There were some humanity phantoms floating about the path ahead and the platform below and a distinctly dull and murky fog wall blocking the passage beyond. The three swordsmen cleared the ramp quickly, and the group continued as it curved back upon itself before reaching the cave floor. Lex pointed, and they turned around to clear out the rest of the humanity. At the back of the room was a soul clump, and after putting it away, he turned back to stare at the fog.
"You know what? Let's cheese the big cheese. Chester, get your crossbow and stand right over there," he said, gesturing to a small protrusion before the floor gave way.
"Hm?" he mumbled, doing as told.
The scoundrel crouched and braced the massive crossbow against his shoulder. He looked down through the scope and began chuckling.
"Oh, this is magnificently ironic. Killing a beast that lurks in the Dark by doing so oneself."

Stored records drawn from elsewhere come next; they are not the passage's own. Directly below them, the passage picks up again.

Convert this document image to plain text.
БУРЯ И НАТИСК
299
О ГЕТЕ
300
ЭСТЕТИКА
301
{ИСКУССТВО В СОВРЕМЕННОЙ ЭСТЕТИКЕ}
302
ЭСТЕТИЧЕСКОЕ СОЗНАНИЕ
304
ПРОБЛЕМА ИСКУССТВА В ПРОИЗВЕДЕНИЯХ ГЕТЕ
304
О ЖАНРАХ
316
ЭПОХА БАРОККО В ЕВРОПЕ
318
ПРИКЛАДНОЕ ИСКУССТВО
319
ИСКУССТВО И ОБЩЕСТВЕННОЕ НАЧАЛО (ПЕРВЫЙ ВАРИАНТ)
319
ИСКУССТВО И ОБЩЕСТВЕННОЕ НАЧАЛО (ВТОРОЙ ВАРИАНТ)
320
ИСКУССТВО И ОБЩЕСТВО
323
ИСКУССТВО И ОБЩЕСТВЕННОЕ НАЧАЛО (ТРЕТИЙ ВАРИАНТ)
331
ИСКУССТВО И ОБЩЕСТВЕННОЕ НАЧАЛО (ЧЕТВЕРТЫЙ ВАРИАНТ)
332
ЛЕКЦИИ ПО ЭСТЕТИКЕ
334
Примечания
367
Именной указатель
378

"What's this, Lex?" Solaire scolded. "Such cowardice disrespects this poor fellow. If he has already suffered at the hands of the people here, the least we could do is give him an honorable death. It's hardly surprising that one of his strongest emotions becomes fear if he's slain by a sniper's bolt without warning!"
"Yes, well, it's fine to feel that way," Chester grumbled, "but I have a vested interest in staying alive, myself. The primeval human had his chance."
Without waiting for further instruction, he shot through the inky darkness. In the distance, the bolt struck true between glowing red eyes, and a horrible roar echoed up from below. Suddenly, a vortex of darkness rose up from the pit. Oscar raised the pendant, but it did nothing to stop Manus' disembodied hand from swiping through the cavern, bowling them over.
"He's cheating!" Lex shouted as he stumbled to his feet. "Through the fog!"